Vous sentez-vous beaucoup plus fort aujourd’hui qu’il y a un aux Jeux ?
D’un côté, cette année, j’ai eu une préparation écourtée étant donné que je n’ai repris qu’en février. Mais d’un autre côté, je n’avais encore jamais gagné une étape de Coupe du monde comme je l’ai fait il y a trois semaines à Augsbourg. C’est très lié au fait d’être libéré sur l’eau. Maintenant, je ne pense pas pouvoir dire que je suis beaucoup plus fort que l’an dernier car à cette époque, j’étais quand même sur un sacré pic de forme et je sortais d’une très belle préparation. Simplement, je me fais mon petit bonhomme de chemin et je gagne aussi en expérience. La vraie progression aujourd’hui à mes yeux, c’est que j’arrive à faire beaucoup plus régulièrement les bons choix par rapport à avant. Depuis un an, j’ai le sentiment de pouvoir regarder le parcours et d’être en capacité très vite de faire les bons choix. Ou du moins j’ai la bonne méthodologie pour le faire. Et puis ma manière d’aborder les courses n’est plus la même, je suis nettement plus serein aujourd’hui.
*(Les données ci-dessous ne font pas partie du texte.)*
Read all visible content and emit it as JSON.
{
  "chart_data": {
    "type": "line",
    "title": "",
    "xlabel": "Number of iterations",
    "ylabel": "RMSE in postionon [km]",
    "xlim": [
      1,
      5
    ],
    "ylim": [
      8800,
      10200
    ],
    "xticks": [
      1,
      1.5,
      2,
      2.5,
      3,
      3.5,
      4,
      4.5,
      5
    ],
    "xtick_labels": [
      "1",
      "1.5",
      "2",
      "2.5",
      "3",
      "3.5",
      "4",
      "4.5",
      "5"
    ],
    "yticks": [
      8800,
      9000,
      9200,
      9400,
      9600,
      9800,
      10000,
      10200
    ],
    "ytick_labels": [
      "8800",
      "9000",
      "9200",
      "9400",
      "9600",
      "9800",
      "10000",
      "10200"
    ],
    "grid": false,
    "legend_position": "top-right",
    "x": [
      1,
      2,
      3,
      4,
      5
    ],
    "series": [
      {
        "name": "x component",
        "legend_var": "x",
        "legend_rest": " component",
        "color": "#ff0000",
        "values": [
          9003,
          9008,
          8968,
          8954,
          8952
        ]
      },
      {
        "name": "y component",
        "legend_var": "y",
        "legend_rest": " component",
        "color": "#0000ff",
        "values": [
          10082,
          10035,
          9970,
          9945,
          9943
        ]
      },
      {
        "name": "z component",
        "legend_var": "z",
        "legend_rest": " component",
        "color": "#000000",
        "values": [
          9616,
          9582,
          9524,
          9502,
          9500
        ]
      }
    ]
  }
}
Qui seront vos principaux adversaires sur ces Championnats du monde ?
Franchement, je crois que les deux plus costauds seront mes deux compatriotes, Mewen (Debliquy) et Yohann (Senechault), qui sortent chacun d’une grosse saison. Yohann a pointé à la deuxième place mondiale et Mewen n’est plus loin du tout du Top 5. On a montré, sur nos meilleures manches, que nous étions les trois bateaux le plus rapides de la saison. On peut peut-être rêver d’un triplé comme lors de la Coupe du monde à Prague. Sinon, l’Espagnol Miquel Travé sera à surveiller, de même que le Britannique vice-champion olympique Adam Burgess, qui semble avoir spécifiquement préparé ces Mondiaux. Sans oublier les locaux, même si les Australiens n’ont pas forcément montré grand-chose cette année en Coupe du monde mais je suis bien placé pour savoir qu’à domicile, souvent, cela va bien.